Aunque desde 1880 la “mafia italiana” daba sus primeros pasos en la gran metrópoli del capitalismo mundial, todavía tenía mucho que aprender en su trepada. Ausbury destaca las organizaciones chinas que controlaban la prostitución, los narcóticos y el juego, obviamente en Chinatown; las pandillas de irlandeses y judíos (y prostitutas judías) también ocuparon un lugar prominente en esa y otras narrativas contemporáneas. No era novedad tampoco para los italianos, en particular los originarios de lugares de Campania, Calabria o Sicilia; algo sabían de cortejar políticos locales en el entendido de que apadrinaban a la policía. Este tema fascinante y cinematográfico de políticos, pistoleros y policías, discurre pues en varias latitudes geográficas y culturales.

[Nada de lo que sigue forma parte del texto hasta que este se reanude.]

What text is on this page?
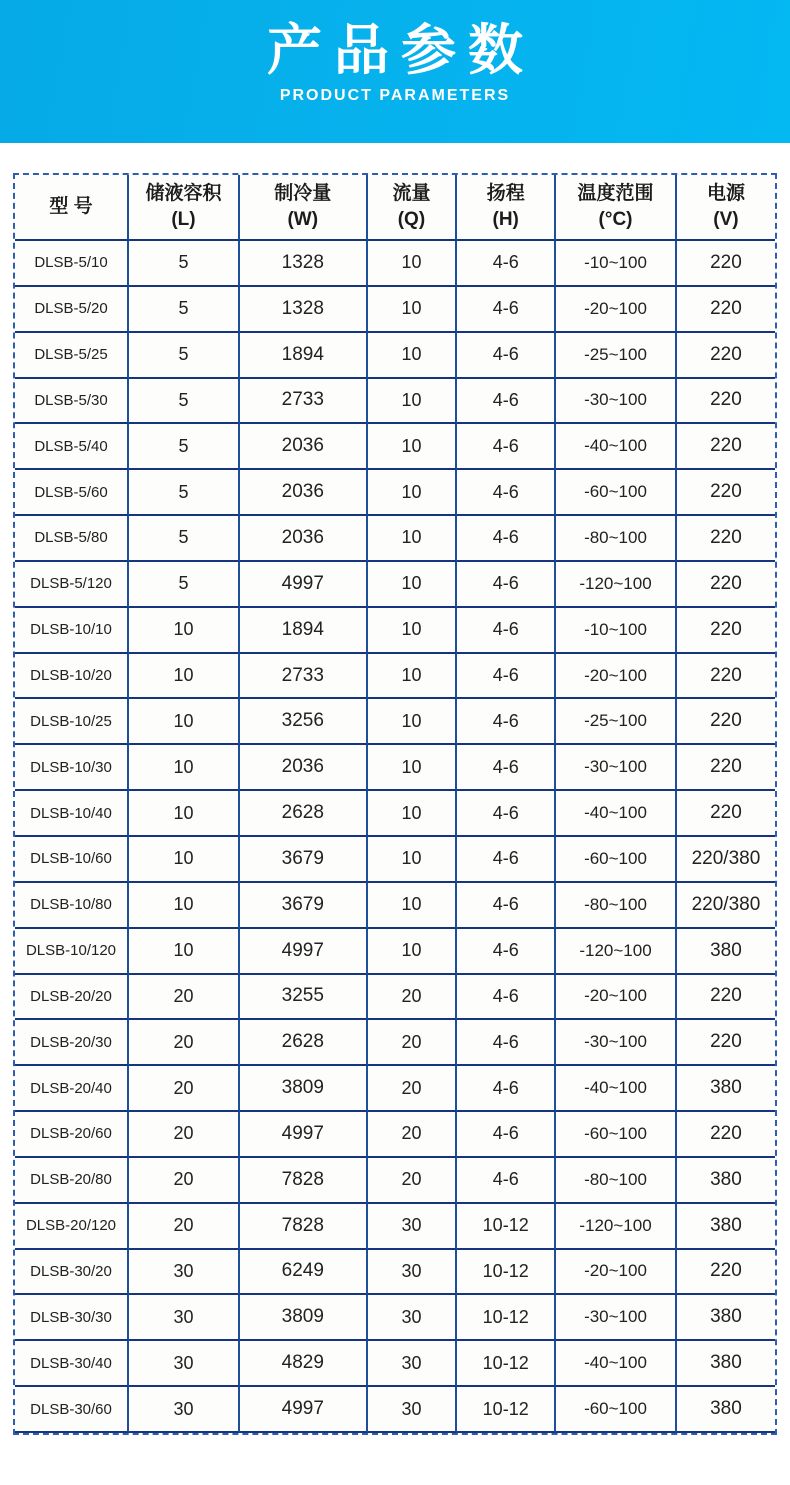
产品参数
PRODUCT PARAMETERS
型 号

储液容积
(L)

制冷量
(W)

流量
(Q)

扬程
(H)

温度范围
(°C)

电源
(V)

DLSB-5/10	5	1328	10	4-6	-10~100	220
DLSB-5/20	5	1328	10	4-6	-20~100	220
DLSB-5/25	5	1894	10	4-6	-25~100	220
DLSB-5/30	5	2733	10	4-6	-30~100	220
DLSB-5/40	5	2036	10	4-6	-40~100	220
DLSB-5/60	5	2036	10	4-6	-60~100	220
DLSB-5/80	5	2036	10	4-6	-80~100	220
DLSB-5/120	5	4997	10	4-6	-120~100	220
DLSB-10/10	10	1894	10	4-6	-10~100	220
DLSB-10/20	10	2733	10	4-6	-20~100	220
DLSB-10/25	10	3256	10	4-6	-25~100	220
DLSB-10/30	10	2036	10	4-6	-30~100	220
DLSB-10/40	10	2628	10	4-6	-40~100	220
DLSB-10/60	10	3679	10	4-6	-60~100	220/380
DLSB-10/80	10	3679	10	4-6	-80~100	220/380
DLSB-10/120	10	4997	10	4-6	-120~100	380
DLSB-20/20	20	3255	20	4-6	-20~100	220
DLSB-20/30	20	2628	20	4-6	-30~100	220
DLSB-20/40	20	3809	20	4-6	-40~100	380
DLSB-20/60	20	4997	20	4-6	-60~100	220
DLSB-20/80	20	7828	20	4-6	-80~100	380
DLSB-20/120	20	7828	30	10-12	-120~100	380
DLSB-30/20	30	6249	30	10-12	-20~100	220
DLSB-30/30	30	3809	30	10-12	-30~100	380
DLSB-30/40	30	4829	30	10-12	-40~100	380
DLSB-30/60	30	4997	30	10-12	-60~100	380
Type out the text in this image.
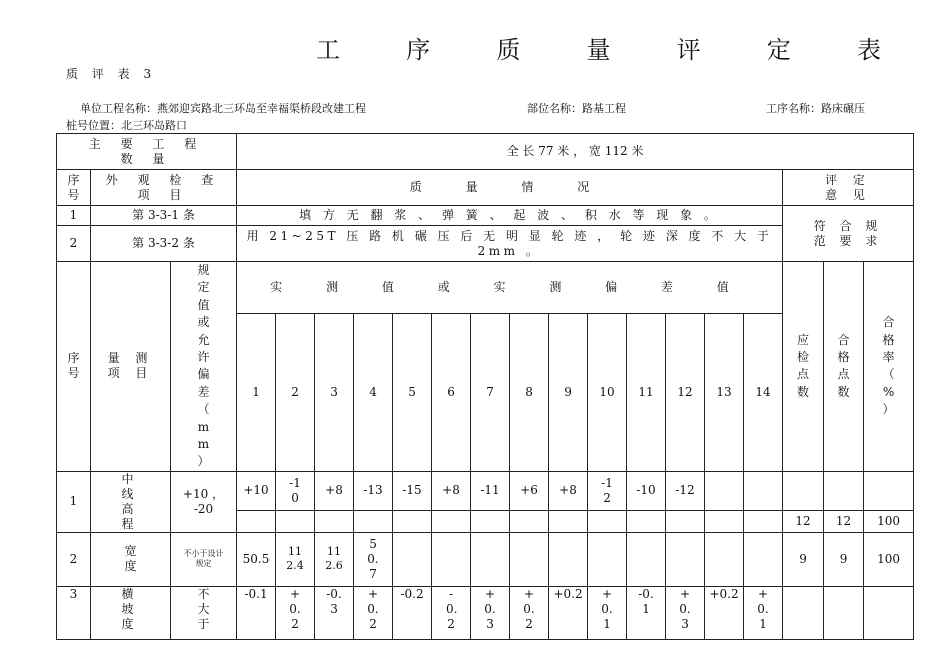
工	序	质	量	评	定	表
质 评 表 3
单位工程名称：燕郊迎宾路北三环岛至幸福渠桥段改建工程	部位名称：路基工程	工序名称：路床碾压
桩号位置：北三环岛路口
主 要 工 程
数 量			全 长 77 米 ， 宽 112 米																

序号	外 观 检 查 项 目		质 量 情 况														评 定 意 见		

1	第 3-3-1 条		填 方 无 翻 浆 、 弹 簧 、 起 波 、 积 水 等 现 象 。														符 合 规 范 要 求		

2	第 3-3-2 条		用 21~25T 压 路 机 碾 压 后 无 明 显 轮 迹 ， 轮 迹 深 度 不 大 于 2mm 。																

序 号	量 测 项 目	规定值或允许偏差（ mm ）	实 测 值 或 实 测 偏 差 值														应检点数	合格点数	合格率（ % ）

			1	2	3	4	5	6	7	8	9	10	11	12	13	14			
1	中 线 高 程	+10 ， -20	+10	-10	+8	-13	-15	+8	-11	+6	+8	-12	-10	-12					
																	12	12	100
2	宽 度	不小于设计规定	50.5	112.4	112.6	50.7											9	9	100
3	横 坡 度	不大于	-0.1	+0.2	-0.3	+0.2	-0.2	-0.2	+0.3	+0.2	+0.2	+0.1	-0.1	+0.3	+0.2	+0.1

Ahora bien, no sólo la criminología mundial se transforma sustancialmente a mediados del siglo pasado, sino, a la par, los sistemas de represión del crimen; las ideas sobre los criminales, el papel de las penas y de las cárceles, incluida su arquitectura. Del liberalismo humanístico, podríamos decir Ilustrado, de la criminología mundial en la década de 1960, se ha pasado a una concepción más represiva derivada de una concepción imperial estadounidense de la globalización del crimen, que se nos aparece como una entelequia. Paradójicamente fue este término, entelequia, el que emplearon Lonbrosio y Ferri, los maestros del positivismo penal para referirse a la definición de delito en la codificación liberal italiana de 1889.

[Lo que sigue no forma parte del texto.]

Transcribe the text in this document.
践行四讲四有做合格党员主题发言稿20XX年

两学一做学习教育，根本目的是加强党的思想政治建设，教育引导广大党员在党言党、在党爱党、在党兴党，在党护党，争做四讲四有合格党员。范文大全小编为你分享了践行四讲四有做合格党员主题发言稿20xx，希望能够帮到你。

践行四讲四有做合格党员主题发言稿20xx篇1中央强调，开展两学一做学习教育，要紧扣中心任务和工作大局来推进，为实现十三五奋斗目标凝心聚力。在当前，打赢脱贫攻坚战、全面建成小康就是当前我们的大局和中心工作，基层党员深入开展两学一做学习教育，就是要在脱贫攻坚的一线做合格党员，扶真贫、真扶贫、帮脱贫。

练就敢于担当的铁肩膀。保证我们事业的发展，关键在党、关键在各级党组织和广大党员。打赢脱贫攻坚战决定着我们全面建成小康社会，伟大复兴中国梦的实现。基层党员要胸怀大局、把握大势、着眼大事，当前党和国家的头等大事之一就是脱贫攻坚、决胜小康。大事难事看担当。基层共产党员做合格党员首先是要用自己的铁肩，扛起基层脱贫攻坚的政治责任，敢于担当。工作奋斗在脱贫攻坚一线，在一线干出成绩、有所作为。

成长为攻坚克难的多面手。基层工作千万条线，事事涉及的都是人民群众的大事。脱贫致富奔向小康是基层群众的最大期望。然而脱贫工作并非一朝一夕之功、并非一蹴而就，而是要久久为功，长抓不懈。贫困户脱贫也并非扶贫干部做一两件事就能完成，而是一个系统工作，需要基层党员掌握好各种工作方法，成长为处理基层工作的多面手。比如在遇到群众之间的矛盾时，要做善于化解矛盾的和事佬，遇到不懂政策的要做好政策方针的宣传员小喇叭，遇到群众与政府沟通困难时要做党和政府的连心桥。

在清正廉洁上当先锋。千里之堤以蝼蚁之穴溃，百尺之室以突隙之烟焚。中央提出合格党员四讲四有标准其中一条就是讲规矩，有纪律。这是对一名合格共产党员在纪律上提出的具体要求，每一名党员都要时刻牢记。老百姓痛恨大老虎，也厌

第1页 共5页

La noción de “crimen organizado” determina hoy en día la orientación básica de prácticamente todas las legislaciones nacionales que deben apegarse a tratados internacionales. La criminología anglosajona ha sustituido doctrinariamente a la italiana (que no desaparece del todo) y, como vemos en México, Colombia o Perú, el sistema penal acusatorio sustituyó el inquisitivo; ahora se yergue la figura del arraigo judicial, impulsado directamente por la diplomacia de Estados Unidos. Pero en el presente mexicano, como en los tiempos de este libro, el público no cree en las policías, pese a que el régimen acentúe el discurso criminológico y la “modernización”: la “gendarmería nacional” y el “mando único” son algunas de las fórmulas, aunque la “guerra a las drogas” se libre fundamentalmente con el Ejército y la Marina y las grandes televisoras.

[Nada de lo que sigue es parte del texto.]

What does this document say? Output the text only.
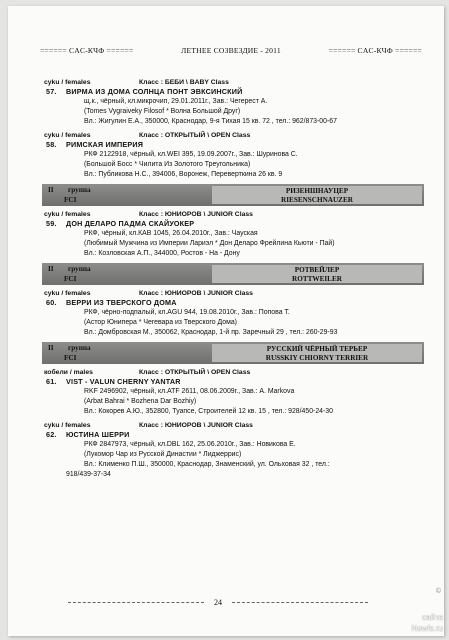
====== CAC-КЧФ ======	ЛЕТНЕЕ СОЗВЕЗДИЕ - 2011	====== CAC-КЧФ ======
cyku / females	Класс : БЕБИ \ BABY Class
57. ВИРМА ИЗ ДОМА СОЛНЦА ПОНТ ЭВКСИНСКИЙ
щ.к., чёрный, кл.микрочип, 29.01.2011г., Зав.: Чегерест А.
(Tomes Vygraiveky Filosof * Волна Большой Друг)
Вл.: Жигулин Е.А., 350000, Краснодар, 9-я Тихая 15 кв. 72 , тел.: 962/873-00-67
cyku / females	Класс : ОТКРЫТЫЙ \ OPEN Class
58. РИМСКАЯ ИМПЕРИЯ
РКФ 2122918, чёрный, кл.WEI 395, 19.09.2007г., Зав.: Шуринова С.
(Большой Босс * Чилита Из Золотого Треугольника)
Вл.: Публикова Н.С., 394006, Воронеж, Переверткина 26 кв. 9
II группа
FCI
РИЗЕНШНАУЦЕР
RIESENSCHNAUZER
cyku / females	Класс : ЮНИОРОВ \ JUNIOR Class
59. ДОН ДЕЛАРО ПАДМА СКАЙУОКЕР
РКФ, чёрный, кл.КАВ 1045, 26.04.2010г., Зав.: Чауская
(Любимый Мужчина из Империи Лариэл * Дон Деларо Фрейлина Кьюти - Пай)
Вл.: Козловская А.П., 344000, Ростов - На - Дону
II группа
FCI
РОТВЕЙЛЕР
ROTTWEILER
cyku / females	Класс : ЮНИОРОВ \ JUNIOR Class
60. ВЕРРИ ИЗ ТВЕРСКОГО ДОМА
РКФ, чёрно-подпалый, кл.AGU 944, 19.08.2010г., Зав.: Попова Т.
(Астор Юнипера * Чегевара из Тверского Дома)
Вл.: Домбровская М., 350062, Краснодар, 1-й пр. Заречный 29 , тел.: 260-29-93
II группа
FCI
РУССКИЙ ЧЁРНЫЙ ТЕРЬЕР
RUSSKIY CHIORNY TERRIER
кобели / males	Класс : ОТКРЫТЫЙ \ OPEN Class
61. VIST - VALUN CHERNY YANTAR
RKF 2496902, чёрный, кл.ATF 2611, 08.06.2009г., Зав.: A. Markova
(Arbat Bahrai * Bozhena Dar Bozhiy)
Вл.: Кокорев А.Ю., 352800, Туапсе, Строителей 12 кв. 15 , тел.: 928/450-24-30
cyku / females	Класс : ЮНИОРОВ \ JUNIOR Class
62. ЮСТИНА ШЕРРИ
РКФ 2847973, чёрный, кл.DBL 162, 25.06.2010г., Зав.: Новикова Е.
(Лукомор Чар из Русской Династии * Лиджеррис)
Вл.: Клименко П.Ш., 350000, Краснодар, Знаменский, ул. Ольховая 32 , тел.:
918/439-37-34
24
©
сайта
Newfs.ru
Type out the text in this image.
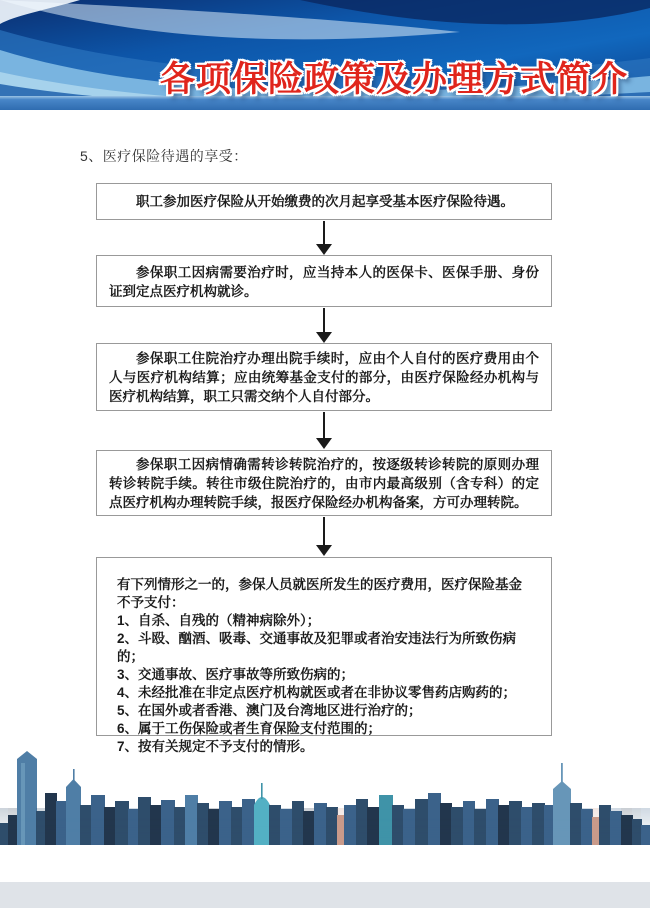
各项保险政策及办理方式简介
5、医疗保险待遇的享受：

职工参加医疗保险从开始缴费的次月起享受基本医疗保险待遇。

参保职工因病需要治疗时，应当持本人的医保卡、医保手册、身份证到定点医疗机构就诊。

参保职工住院治疗办理出院手续时，应由个人自付的医疗费用由个人与医疗机构结算；应由统筹基金支付的部分，由医疗保险经办机构与医疗机构结算，职工只需交纳个人自付部分。

参保职工因病情确需转诊转院治疗的，按逐级转诊转院的原则办理转诊转院手续。转往市级住院治疗的，由市内最高级别（含专科）的定点医疗机构办理转院手续，报医疗保险经办机构备案，方可办理转院。

有下列情形之一的，参保人员就医所发生的医疗费用，医疗保险基金不予支付：
1、自杀、自残的（精神病除外）；
2、斗殴、酗酒、吸毒、交通事故及犯罪或者治安违法行为所致伤病的；
3、交通事故、医疗事故等所致伤病的；
4、未经批准在非定点医疗机构就医或者在非协议零售药店购药的；
5、在国外或者香港、澳门及台湾地区进行治疗的；
6、属于工伤保险或者生育保险支付范围的；
7、按有关规定不予支付的情形。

Es cierto que la libertad como bien jurídico protegido replantea los conceptos de honor y honra, tan centrales en este libro, y que el discurso de los derechos humanos ilumina zonas hasta hace poco vedadas. Pero la matanza de los centroamericanos en San Fernando, Tamaulipas, o los posibles ajusticiamientos extrajudiciales en Tlatlaya o la desaparición de los 43 estudiantes de Ayotzinapa, son la punta del témpano de la pasmosa debilidad política del discurso de los derechos humanos y de esa mezcla de ineptitud y mala fe de los organismos de investigación, comenzando por la Procuraduría General de la República.

Los casos judiciales mencionados dan pie a una crítica más abierta del régimen político; más frontal, menos oblicua que la nota roja, aunque no por esto más eficaz. Además, la impunidad también reina en los delitos alrededor de multibillonarias contrataciones de obra pública, para no ir lejos.

Todos estos aspectos parecen dar la razón a Piccato en cuanto a la configuración histórica de la rediviva infamia mexicana.